2) Nena 99 Luftballoons
Did you know the song is about the end of the world after a nuclear war? Of course you didn’t. The original song was done in German. There is the English version that might clear up some of the confusion. You’ll never listen to it the same way again, won’t you? Doesn’t matter, its still up beat, and guaranteed to get everyone on the dance floor at your "OMG the world ends tonight" party.
1) R.E.M. It’s The End Of The World As We Know It (And I Feel Fine)
Regardless of what happens Friday, this song is AWESOME. The 90’s pop/rock version of the song "I’ve been everywhere man" complete with hard to follow but super fun lyrics that makes you want to learn every word of this song.
But what do we eat? Researchers recently looked at 247 people executed in the US from 2002 through 2006. The study looked at the 193 meals. (After excluding 51 inmates who did not choose a last meal, two who had a meal under 200 calories, and one person who requested a single pitted olive.)
So what did these guys want? French fries, soda pop, ice cream, hamburgers, chicken, steak and pie. Cornell researchers found trends in this bizarre research of last meal orders. More than two-thirds of the condemned ordered fried foods, mostly french fries, and they ordered dessert at about the same rate. Inmates were five times more likely to request soda pop over milk. The average meal request came in at an estimated 2,756 calories, more than a typical man needs in a whole day. Research says four of the meals clocked in at 7,200 calories, including a request for 12 pieces of fried chicken, two buttered rolls, mashed potatoes with brown gravy, two cokes and a pint each of strawberry and vanilla ice cream. More than a third asked for the most popular meat, chicken, followed by hamburger (24 percent) and steak (22 percent). Four percent requested fast-food takeout from chains like McDonald’s, Wendy’s or KFC. Fruits and vegetables were much less popular, though more than a quarter requested a salad.
Something to note from a Facebook Friend:
Arthur Wiebe says "The Mayan calendar didn’t take in account for leap year. So really the end should have come around July 30th." So stockpile your food and water, and get your mp3 players filled with music for the end. Or you could do what most people do when a calendar runs out: buy a new one. They got them with puppies, horses, men and women without much clothing and winters scenes. I like the ones with the beach scenes.
JOKE THIS WEEK
On a road through a desert in Arizona, a preacher named Nathaniel Evans walked everyday, preaching to the many people who roared past in their cars. "Repent, the End of the World is Near!" he yelled.

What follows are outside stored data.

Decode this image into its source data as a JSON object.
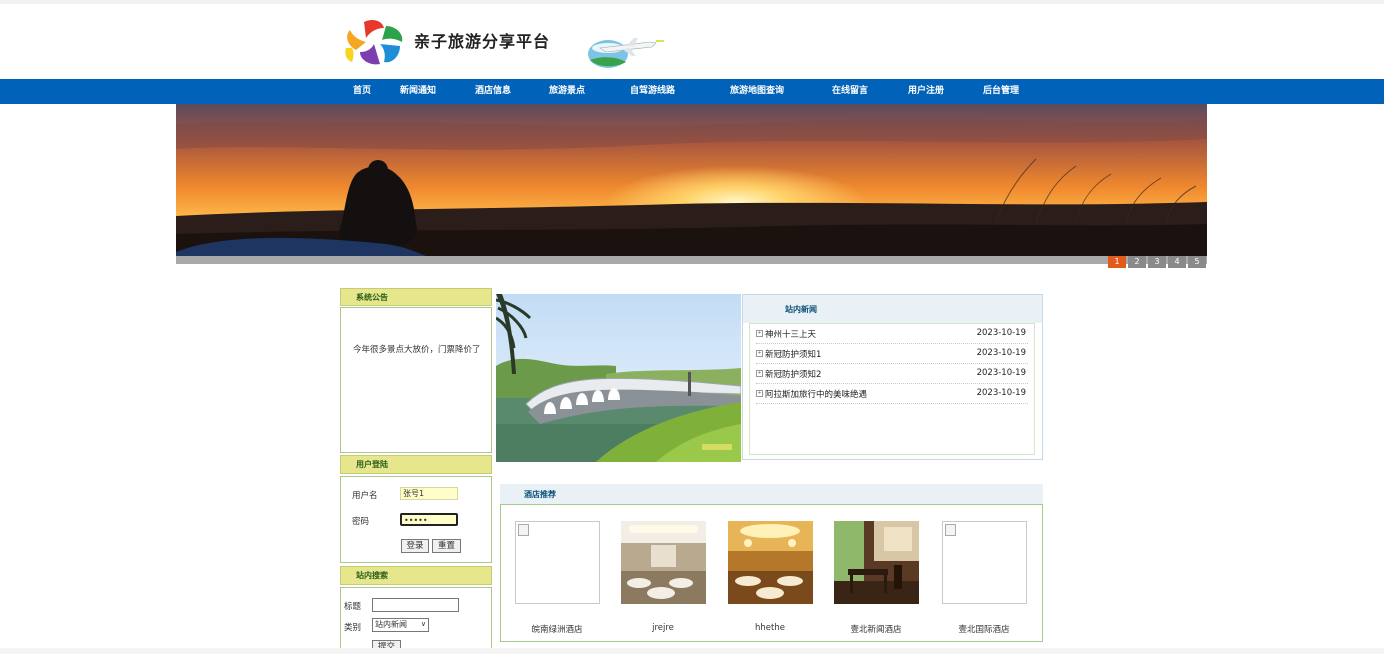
{
  "site": {
    "title": "亲子旅游分享平台"
  },
  "nav": [
    "首页",
    "新闻通知",
    "酒店信息",
    "旅游景点",
    "自驾游线路",
    "旅游地图查询",
    "在线留言",
    "用户注册",
    "后台管理"
  ],
  "banner": {
    "pages": [
      "1",
      "2",
      "3",
      "4",
      "5"
    ],
    "active": "1"
  },
  "notice": {
    "title": "系统公告",
    "text": "今年很多景点大放价，门票降价了"
  },
  "login": {
    "title": "用户登陆",
    "username_label": "用户名",
    "username_value": "张号1",
    "password_label": "密码",
    "password_value": "•••••",
    "login_button": "登录",
    "reset_button": "重置"
  },
  "search": {
    "title": "站内搜索",
    "title_label": "标题",
    "title_value": "",
    "category_label": "类别",
    "category_selected": "站内新闻",
    "search_button": "提交"
  },
  "news": {
    "title": "站内新闻",
    "items": [
      {
        "title": "神州十三上天",
        "date": "2023-10-19"
      },
      {
        "title": "新冠防护须知1",
        "date": "2023-10-19"
      },
      {
        "title": "新冠防护须知2",
        "date": "2023-10-19"
      },
      {
        "title": "阿拉斯加旅行中的美味绝遇",
        "date": "2023-10-19"
      }
    ]
  },
  "hotels": {
    "title": "酒店推荐",
    "items": [
      {
        "name": "皖南绿洲酒店",
        "image": "broken"
      },
      {
        "name": "jrejre",
        "image": "banquet-hall"
      },
      {
        "name": "hhethe",
        "image": "dining-hall"
      },
      {
        "name": "壹北新闻酒店",
        "image": "restaurant"
      },
      {
        "name": "壹北国际酒店",
        "image": "broken"
      }
    ]
  },
  "colors": {
    "nav": "#0062b8",
    "box_head": "#e6e68c",
    "active_page": "#e25b1c"
  }
}
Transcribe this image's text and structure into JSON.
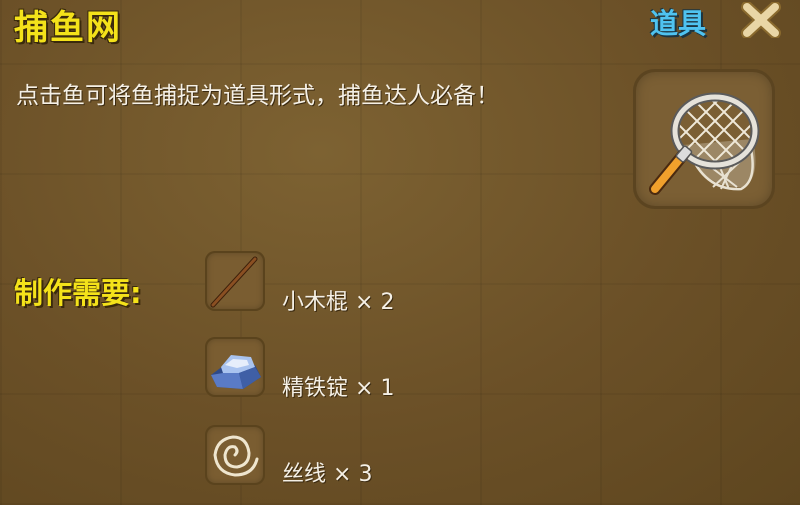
{
  "item": {
    "title": "捕鱼网",
    "category": "道具",
    "description": "点击鱼可将鱼捕捉为道具形式，捕鱼达人必备！",
    "icon": "fishing-net-icon"
  },
  "recipe": {
    "label": "制作需要:",
    "ingredients": [
      {
        "name": "小木棍",
        "qty": "× 2",
        "icon": "wooden-stick-icon"
      },
      {
        "name": "精铁锭",
        "qty": "× 1",
        "icon": "iron-ingot-icon"
      },
      {
        "name": "丝线",
        "qty": "× 3",
        "icon": "silk-thread-icon"
      }
    ]
  },
  "colors": {
    "title": "#f4e21a",
    "category": "#4fc3f0",
    "panel": "#6e5429",
    "text": "#f5f0e6"
  }
}
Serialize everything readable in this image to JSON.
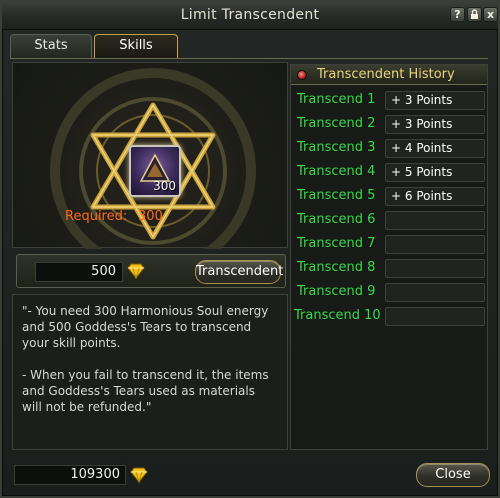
{
  "window": {
    "title": "Limit Transcendent",
    "help_icon": "?",
    "lock_icon": "lock-icon",
    "close_icon": "x"
  },
  "tabs": [
    {
      "label": "Stats",
      "active": false
    },
    {
      "label": "Skills",
      "active": true
    }
  ],
  "item": {
    "count": "300",
    "required_label": "Required:",
    "required_value": "300"
  },
  "cost": {
    "value": "500",
    "icon": "gem-icon",
    "button_label": "Transcendent"
  },
  "description": "\"- You need 300 Harmonious Soul energy\n and 500 Goddess's Tears to transcend\nyour skill points.\n\n- When you fail to transcend it, the items\nand Goddess's Tears used as materials\nwill not be refunded.\"",
  "history": {
    "title": "Transcendent History",
    "rows": [
      {
        "label": "Transcend 1",
        "value": "+  3 Points"
      },
      {
        "label": "Transcend 2",
        "value": "+  3 Points"
      },
      {
        "label": "Transcend 3",
        "value": "+  4 Points"
      },
      {
        "label": "Transcend 4",
        "value": "+  5 Points"
      },
      {
        "label": "Transcend 5",
        "value": "+  6 Points"
      },
      {
        "label": "Transcend 6",
        "value": ""
      },
      {
        "label": "Transcend 7",
        "value": ""
      },
      {
        "label": "Transcend 8",
        "value": ""
      },
      {
        "label": "Transcend 9",
        "value": ""
      },
      {
        "label": "Transcend 10",
        "value": ""
      }
    ]
  },
  "footer": {
    "balance": "109300",
    "close_label": "Close"
  },
  "colors": {
    "green_label": "#38d84a",
    "orange_required": "#ff6a1a",
    "gold_border": "#c8a24a",
    "history_title": "#e9d37a"
  }
}
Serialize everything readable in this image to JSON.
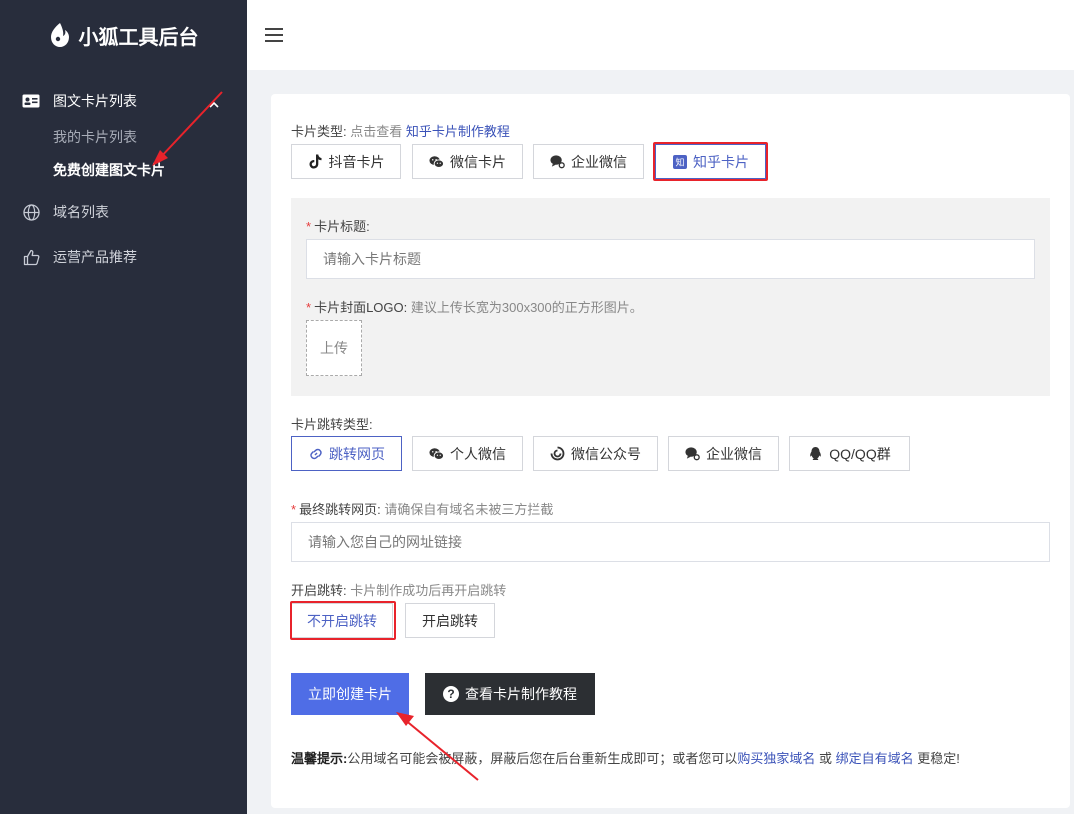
{
  "brand": {
    "title": "小狐工具后台"
  },
  "sidebar": {
    "items": [
      {
        "label": "图文卡片列表",
        "icon": "id-card-icon"
      },
      {
        "label": "域名列表",
        "icon": "globe-icon"
      },
      {
        "label": "运营产品推荐",
        "icon": "thumbs-up-icon"
      }
    ],
    "submenu": [
      {
        "label": "我的卡片列表"
      },
      {
        "label": "免费创建图文卡片"
      }
    ]
  },
  "form": {
    "card_type": {
      "label": "卡片类型:",
      "hint": "点击查看",
      "link": "知乎卡片制作教程",
      "options": [
        {
          "label": "抖音卡片",
          "icon": "tiktok-icon"
        },
        {
          "label": "微信卡片",
          "icon": "wechat-icon"
        },
        {
          "label": "企业微信",
          "icon": "wework-icon"
        },
        {
          "label": "知乎卡片",
          "icon": "zhihu-icon"
        }
      ]
    },
    "title_field": {
      "required": "*",
      "label": "卡片标题:",
      "placeholder": "请输入卡片标题"
    },
    "logo_field": {
      "required": "*",
      "label": "卡片封面LOGO:",
      "hint": "建议上传长宽为300x300的正方形图片。",
      "upload_label": "上传"
    },
    "jump_type": {
      "label": "卡片跳转类型:",
      "options": [
        {
          "label": "跳转网页",
          "icon": "link-icon"
        },
        {
          "label": "个人微信",
          "icon": "wechat-icon"
        },
        {
          "label": "微信公众号",
          "icon": "official-account-icon"
        },
        {
          "label": "企业微信",
          "icon": "wework-icon"
        },
        {
          "label": "QQ/QQ群",
          "icon": "qq-icon"
        }
      ]
    },
    "final_url": {
      "required": "*",
      "label": "最终跳转网页:",
      "hint": "请确保自有域名未被三方拦截",
      "placeholder": "请输入您自己的网址链接"
    },
    "enable_jump": {
      "label": "开启跳转:",
      "hint": "卡片制作成功后再开启跳转",
      "options": [
        {
          "label": "不开启跳转"
        },
        {
          "label": "开启跳转"
        }
      ]
    },
    "submit_label": "立即创建卡片",
    "tutorial_label": "查看卡片制作教程",
    "tip": {
      "prefix": "温馨提示:",
      "text1": "公用域名可能会被屏蔽，屏蔽后您在后台重新生成即可；或者您可以",
      "link1": "购买独家域名",
      "mid": " 或 ",
      "link2": "绑定自有域名",
      "suffix": " 更稳定!"
    }
  },
  "colors": {
    "sidebar_bg": "#282d3c",
    "primary": "#4f6de6",
    "selected": "#4d62c4",
    "annotation": "#e8232b"
  }
}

One day, as he was walking, he came to a big lever in the middle of nowhere, just by the side of the road. It had a sign next to it that read, "Pull this to end the world"
Nathaniel saw this as the perfect spot for him to preach, and soon many automobiles were parked nearby. All was well, until there were so many people, and so many cars, that the road was nearly blocked. Then a big 18-wheel rig came down the highway, and couldn’t stop in time. The driver had a choice: run over Nathaniel, or run over the Lever.
As the driver later explained to the Highway Patrol, he had no choice. Pointing to the red smear on the road that used to be Nathaniel Evans, he said, "Better Nate than Lever."